2013 IEEE Symposium on Computational Intelligence for Creativity and Affective Computing (CICAC)
Computational Intelligence (CI) techniques, including neural network, fuzzy systems, and evolutionary computation, have shown to be effective for search and optimization problems. Recently, CI gained several promising results and becomes an important tool in Computational Creativity, such as in music, visual art, literature, architecture, and industrial design. The goal is to enhance autonomous creative systems as well as human creativity.
In addition, taking into account emotions (or more generally affects) is currently widely explored to improve the quality of human-machine interaction and to ease the communication with users or potential customers. Affective or emotional computing covers a wide range of issues, challenges and approaches, both for emotion simulation (in particular for new generations of intelligent agents), emotion elicitation, expression and recognition. The latter is declined along several types of modalities and media data, such as physiological signals, facial expressions, speech, text, images and video.
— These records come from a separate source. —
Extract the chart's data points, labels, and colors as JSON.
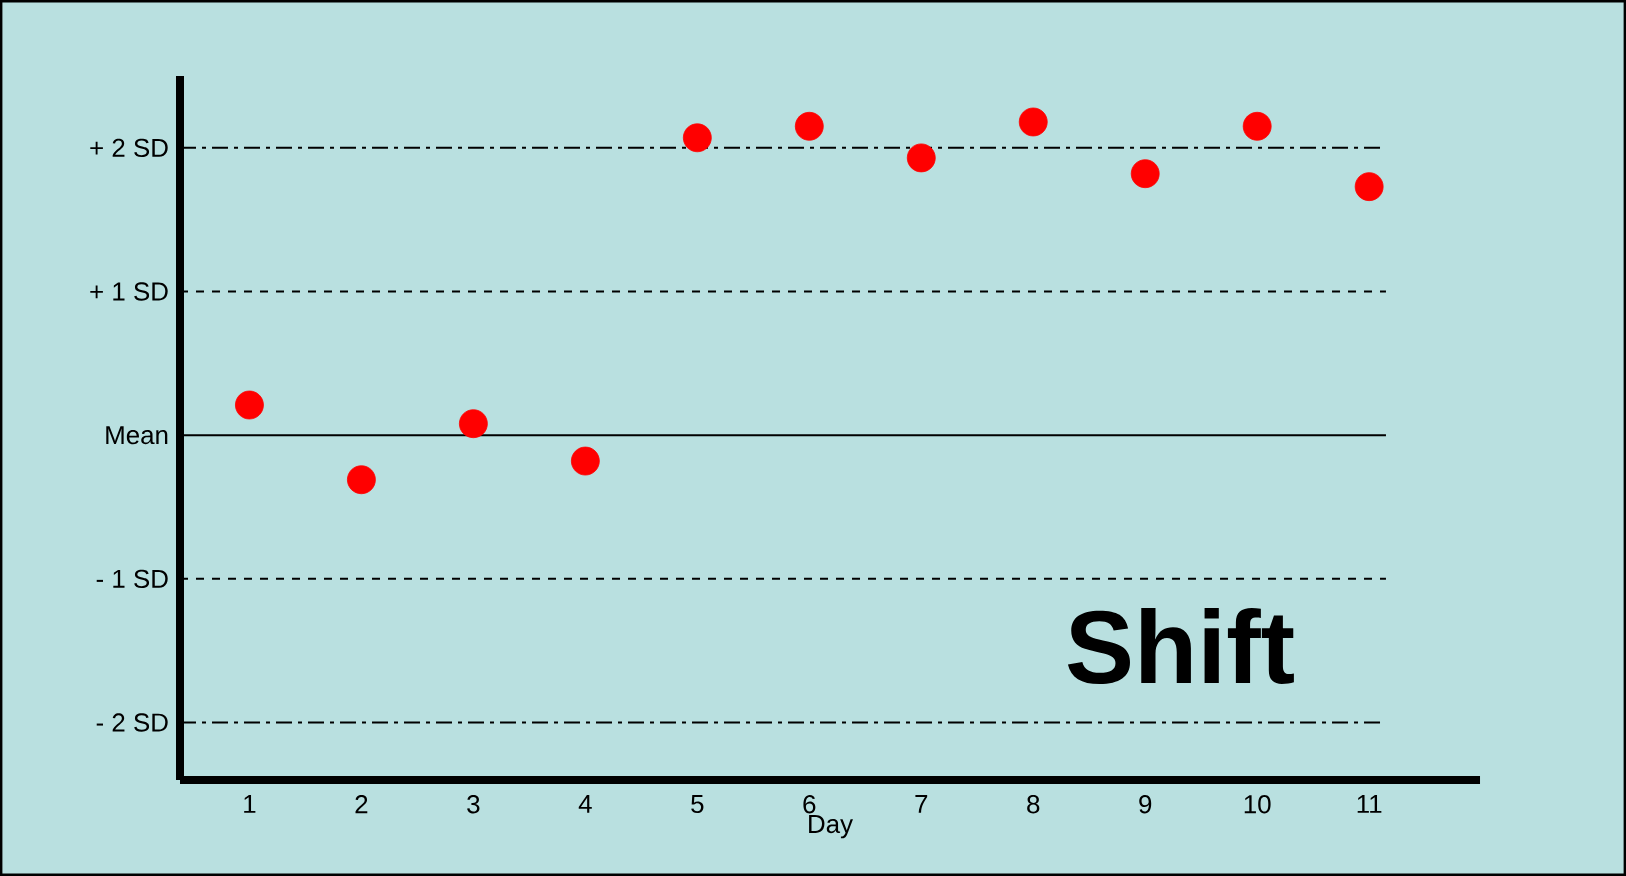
{
  "chart_data": {
    "type": "scatter",
    "xlabel": "Day",
    "categories": [
      "1",
      "2",
      "3",
      "4",
      "5",
      "6",
      "7",
      "8",
      "9",
      "10",
      "11"
    ],
    "series": [
      {
        "color": "#ff0000",
        "values": [
          0.21,
          -0.31,
          0.08,
          -0.18,
          2.07,
          2.15,
          1.93,
          2.18,
          1.82,
          2.15,
          1.73
        ]
      }
    ],
    "ylim": [
      -2.4,
      2.5
    ],
    "yticks": [
      {
        "value": -2,
        "label": "- 2 SD"
      },
      {
        "value": -1,
        "label": "- 1 SD"
      },
      {
        "value": 0,
        "label": "Mean"
      },
      {
        "value": 1,
        "label": "+ 1 SD"
      },
      {
        "value": 2,
        "label": "+ 2 SD"
      }
    ],
    "ref_lines": [
      {
        "axis": "y",
        "value": 2,
        "line_style": "dashdot",
        "color": "#000000"
      },
      {
        "axis": "y",
        "value": 1,
        "line_style": "dashed",
        "color": "#000000"
      },
      {
        "axis": "y",
        "value": 0,
        "line_style": "solid",
        "color": "#000000"
      },
      {
        "axis": "y",
        "value": -1,
        "line_style": "dashed",
        "color": "#000000"
      },
      {
        "axis": "y",
        "value": -2,
        "line_style": "dashdot",
        "color": "#000000"
      }
    ],
    "annotations": [
      "**Shift**"
    ],
    "marker": "circle",
    "grid": false
  }
}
Each of these modalities and media raises specific requirements.
Thus, affective computing raises new challenges for computational intelligence, regarding e.g. computational representations of emotions and affective states, on the basis of psychological models, the architecture of systems modeling and processing these concepts as well as dedicated machine learning techniques appropriate to deal with the specificity of the related data.
The 2013 Workshop on Computational Intelligence for Computational Creativity and Affective Computing reflects the most recent advances in the various disciplines contributing to the domain, offering an overview on the current state of the art on this challenging and fast developping field.